Forum Moderators: Robert Charlton & goodroi

Message Too Old, No Replies

Should I list index.php or "/" in the sitemap?

         

momo

12:42 pm on May 12, 2008 (gmt 0)

10+ Year Member



I am wondering if I should list index.php in my sitemap, or just the / url.

Thanks to the folks on this site, I think have done almost everything to take care of my duplicate content and canonicalization problems. This is what I have done so far:

1. Got rid of cruft (old, unused files) in the web directory that might be causing duplicate content penalties
2. Setup a robots.txt file to disallow folders that I don't want spiders indexing
3. Set preferred domain in google to use www
4. Put in 301 redirects in my .htaccess file that first redirects index.php to /, and then redirects http://example.com/ to http://www.example.com/
5. Tested server headers with online tool to make sure redirects work properly
6. Used Link Sleuth to check for broken links
7. Created and uploaded a sitemap to google.

Two sitemap generators, including Link Sleuth, included both
http://www.example.com/
http://www.example.com/index.php

in their sitemap. So I used both also. But is this right? Is this going to tell google to index and list them separately? There really is only one index file on my site.

Also, I do have a lot of internal links pointing to index.php. If I have already done the redirect above, is it important to change these? If so, would I change this:
<a href="index.php">link text</a>

to this:
<a href="/">link text</a>?

htdawg

1:20 pm on May 12, 2008 (gmt 0)

10+ Year Member



It's best to link to / instead of index.php and try to keep all your internal & external links consistent use either / or index.php

jdMorgan

1:27 pm on May 12, 2008 (gmt 0)

WebmasterWorld Senior Member 10+ Year Member



The sitemap generators mention "/" and "index.php" simply because you still have incorrect links remaining to "index.php." Get rid of them, and as you surmise, replace them with "/".

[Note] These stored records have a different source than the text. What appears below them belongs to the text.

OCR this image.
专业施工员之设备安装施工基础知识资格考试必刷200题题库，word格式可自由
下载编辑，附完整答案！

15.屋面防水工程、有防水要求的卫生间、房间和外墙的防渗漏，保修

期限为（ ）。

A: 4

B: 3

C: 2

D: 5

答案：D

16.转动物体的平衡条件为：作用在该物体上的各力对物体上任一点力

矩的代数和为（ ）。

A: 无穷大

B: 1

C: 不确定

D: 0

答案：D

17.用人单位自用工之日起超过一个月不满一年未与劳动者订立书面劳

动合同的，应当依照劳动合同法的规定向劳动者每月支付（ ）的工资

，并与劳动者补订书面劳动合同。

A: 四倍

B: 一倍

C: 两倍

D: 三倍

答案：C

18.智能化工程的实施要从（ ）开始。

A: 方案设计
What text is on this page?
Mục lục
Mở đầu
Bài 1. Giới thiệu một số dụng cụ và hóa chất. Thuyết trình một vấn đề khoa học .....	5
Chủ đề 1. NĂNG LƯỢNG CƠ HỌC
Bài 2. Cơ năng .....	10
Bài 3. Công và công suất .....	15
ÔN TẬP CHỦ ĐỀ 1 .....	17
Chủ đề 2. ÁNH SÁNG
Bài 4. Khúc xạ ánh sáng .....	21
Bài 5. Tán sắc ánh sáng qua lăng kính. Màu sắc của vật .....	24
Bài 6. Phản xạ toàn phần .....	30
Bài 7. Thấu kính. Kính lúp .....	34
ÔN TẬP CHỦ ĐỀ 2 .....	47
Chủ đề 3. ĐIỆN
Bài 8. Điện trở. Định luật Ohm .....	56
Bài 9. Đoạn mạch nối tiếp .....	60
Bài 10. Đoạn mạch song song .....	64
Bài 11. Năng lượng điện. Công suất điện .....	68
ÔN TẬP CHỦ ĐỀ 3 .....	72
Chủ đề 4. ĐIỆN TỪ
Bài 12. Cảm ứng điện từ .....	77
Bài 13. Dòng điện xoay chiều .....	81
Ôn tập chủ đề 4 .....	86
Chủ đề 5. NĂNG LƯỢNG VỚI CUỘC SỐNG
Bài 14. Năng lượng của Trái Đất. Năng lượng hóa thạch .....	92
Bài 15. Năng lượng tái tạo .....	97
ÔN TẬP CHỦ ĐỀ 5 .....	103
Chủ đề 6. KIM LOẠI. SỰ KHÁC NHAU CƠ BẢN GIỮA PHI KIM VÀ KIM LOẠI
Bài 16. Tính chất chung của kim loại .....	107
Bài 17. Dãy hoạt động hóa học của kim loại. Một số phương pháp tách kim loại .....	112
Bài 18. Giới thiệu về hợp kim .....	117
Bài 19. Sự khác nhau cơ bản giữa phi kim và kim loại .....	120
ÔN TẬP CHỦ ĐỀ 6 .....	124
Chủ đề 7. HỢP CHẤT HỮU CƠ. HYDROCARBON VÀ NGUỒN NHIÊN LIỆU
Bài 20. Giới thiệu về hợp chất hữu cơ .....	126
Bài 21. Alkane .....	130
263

Don't ever mention "index.php" again on your site; Having both that and "/" is duplicate content on what is probably your most important page. Do not confuse the spiders...

The wording here is ambiguous. We'll hope you have:
4. Put in 301 redirects in my .htaccess file that redirects index.php to www.example.com/, and also redirects example.com/<anything> to www.example.com/<anything>

Jim

momo

3:11 pm on May 13, 2008 (gmt 0)

10+ Year Member



Ok, that makes sense that both "/" and "index.php" shows up in the sitemap since it is referenced inside of my html. I replaced all instances of index.php with /, reran the sitemap generator, and it only included the /.

Yes, the wording was ambiguous. I didn't want this forum to get hit with a duplicate content penalty : )
I got this from several places in these forums.

_______ .htaccess file ________________
RewriteEngine On

# redirect index.php to / (should be before the non-www redirect to avoid recursion)
RewriteCond %{THE_REQUEST} ^[A-Z]{3,9}\ /([^/]+/)*index\.php\ HTTP/
RewriteRule ^(([^/]+/)*)index\.php$ http://www.example.com/$1 [R=301,L]

# redirect non-www to www
RewriteCond %{HTTP_HOST} !^www\.
RewriteRule (.*) [%{HTTP_HOST}...] [R=301,L]

# below are dupe content pages that have significant age that I want to redirect to new pages
Redirect 301 /file-old.php http://www.example.com/file-new.php
... more
_______________________________________

Does this look right? Will google ever post this kind of information on their site?